In 2020, due to the sudden outbreak of the epidemic, the global real economy fell into difficulties.

At the beginning of the epidemic, the U.S. stock market was repeatedly circuit-breakered, which led to a continuous plunge in cryptocurrencies for many days.

On March 20 of that year, at least 35 regions in the world announced 57 interest rate cuts.

In the following year or so, the United States took the lead, global liquidity began, and cryptocurrencies also created a historic increase.

This was driven by interest rate cuts.

Interest rate cuts are accompanied by liquidity. Due to the epidemic, most people in the world have lost their jobs. In order to solve short-term practical problems, the United States began to cut interest rates and release money, that is, to spend money.

When everyone was out of work, the United States began to print money and give money to everyone in disguise, thereby solving the liquidity problem in the market.

But long-term liquidity and money will cause inflation problems.

So since March 2022, the Federal Reserve has raised interest rates, the macro market has also fallen into liquidity tightening, and cryptocurrencies have begun to fall. As for U.S. stocks, due to many special reasons, they have staged a perverted counter-trend trend, and tens of thousands of words are omitted here.

Raising interest rates means recovering global dollars, allowing everyone to deposit money in banks, and risky investment products will fall.

Cutting interest rates means lowering bank interest rates, releasing the liquidity of dollars, and flowing to risky investment targets, which means rising.

So, everyone knows that when the Fed raises interest rates, cryptocurrencies will fall, and when interest rates are cut, they will rise. But these are all long-term positives, and will be reflected in the cryptocurrency market in advance or later with a landmark event.

But this impact is hidden, subtle, and not very direct.

The Fed's interest rate cut is superficially related to the country's CPI data and non-agricultural data, but in fact their data are all fake, or in other words, they are completely for the purpose of harvesting the world.

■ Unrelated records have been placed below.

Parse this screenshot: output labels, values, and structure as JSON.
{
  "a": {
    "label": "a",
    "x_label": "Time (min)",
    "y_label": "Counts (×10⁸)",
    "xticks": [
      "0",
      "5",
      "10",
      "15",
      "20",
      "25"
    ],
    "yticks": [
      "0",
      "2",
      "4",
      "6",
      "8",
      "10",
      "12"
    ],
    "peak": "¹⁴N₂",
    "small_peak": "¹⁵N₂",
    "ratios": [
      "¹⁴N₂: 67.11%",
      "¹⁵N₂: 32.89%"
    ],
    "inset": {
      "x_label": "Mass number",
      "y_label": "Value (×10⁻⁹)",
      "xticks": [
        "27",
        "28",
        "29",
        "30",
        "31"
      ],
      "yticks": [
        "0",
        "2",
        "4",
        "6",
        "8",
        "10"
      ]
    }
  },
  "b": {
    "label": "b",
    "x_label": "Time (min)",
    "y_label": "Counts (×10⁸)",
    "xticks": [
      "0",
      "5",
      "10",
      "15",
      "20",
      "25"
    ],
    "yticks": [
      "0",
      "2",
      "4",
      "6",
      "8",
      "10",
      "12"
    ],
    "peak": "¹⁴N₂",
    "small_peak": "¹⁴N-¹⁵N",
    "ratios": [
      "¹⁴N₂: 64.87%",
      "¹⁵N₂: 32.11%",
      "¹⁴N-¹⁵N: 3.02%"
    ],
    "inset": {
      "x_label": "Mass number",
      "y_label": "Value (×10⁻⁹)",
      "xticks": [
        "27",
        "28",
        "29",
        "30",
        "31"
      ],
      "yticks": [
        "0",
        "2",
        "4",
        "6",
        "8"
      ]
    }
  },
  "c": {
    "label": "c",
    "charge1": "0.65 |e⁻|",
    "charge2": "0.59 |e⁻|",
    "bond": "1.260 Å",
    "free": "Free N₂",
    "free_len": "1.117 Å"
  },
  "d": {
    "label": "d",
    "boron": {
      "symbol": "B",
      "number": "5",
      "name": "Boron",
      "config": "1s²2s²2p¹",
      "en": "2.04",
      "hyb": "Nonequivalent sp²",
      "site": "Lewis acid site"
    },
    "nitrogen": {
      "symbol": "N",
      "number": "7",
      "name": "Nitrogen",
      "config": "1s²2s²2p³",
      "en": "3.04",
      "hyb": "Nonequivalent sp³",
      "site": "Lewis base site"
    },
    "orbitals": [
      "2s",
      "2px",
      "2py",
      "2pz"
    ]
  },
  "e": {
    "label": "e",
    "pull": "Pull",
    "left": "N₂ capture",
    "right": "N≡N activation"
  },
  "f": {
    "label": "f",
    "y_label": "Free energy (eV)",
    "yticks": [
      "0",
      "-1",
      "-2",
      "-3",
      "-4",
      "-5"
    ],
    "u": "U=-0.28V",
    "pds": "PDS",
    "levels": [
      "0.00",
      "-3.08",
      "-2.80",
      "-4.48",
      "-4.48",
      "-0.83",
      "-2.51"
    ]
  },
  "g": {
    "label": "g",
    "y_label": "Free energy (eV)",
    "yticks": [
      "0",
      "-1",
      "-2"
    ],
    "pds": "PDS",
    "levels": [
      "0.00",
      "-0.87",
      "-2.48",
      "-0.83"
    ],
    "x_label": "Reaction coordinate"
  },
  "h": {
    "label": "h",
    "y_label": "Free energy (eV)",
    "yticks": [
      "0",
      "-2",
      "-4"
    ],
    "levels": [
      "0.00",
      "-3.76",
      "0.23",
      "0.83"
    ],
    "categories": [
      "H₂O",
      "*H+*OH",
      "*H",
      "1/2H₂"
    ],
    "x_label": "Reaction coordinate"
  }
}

Continuing high interest rates and delaying interest rate cuts will keep global funds in the United States for a longer time, and will keep the US dollar exchange rate high for a long time. This is a disguised way of harvesting the world.

But continuing high interest rates and delaying interest rate cuts will also bring a series of problems.

The most direct impact is on small and medium-sized banks, as exemplified by the collapse of several US banks last year; the second most affected is the venture capital sector, which should be US stocks, but US stocks have not fallen due to leverage, manipulation and other factors;Furthermore, it affects the entire physical consumption sector. For example, if everyone keeps their money in the bank, what will happen?

If you don’t know, just look at the relationship between the past financial crises and the US interest rate hikes.

In short, if the money is trapped in a small pool, no one outside will feel good.

That’s why so many Wall Street institutions are forcing the Federal Reserve to cut interest rates, but it seems that the impact is not great.

However, there are some changes now.

The European Union and Canada have begun to cut interest rates one after another.

Canada has a relatively large land area, but let’s not talk about its size. Let’s talk about the European Union.

The European Union’s economic size is very large, and the status of the euro is second only to that of the United States. If the United States continues to maintain a tight policy and keeps money in the bank, it will increase the global liquidity of the euro and weaken the status of the US dollar.

More impacts are currency depreciation, pressure on US debt, capital flows, etc.

As a younger brother, the European Union’s early interest rate cuts will naturally put some pressure on the United States, and this pressure cannot be reflected in cryptocurrencies in the short term, but it will indirectly promote the progress of interest rate cuts in the US dollar zone, and the possibility of raising interest rates is almost zero.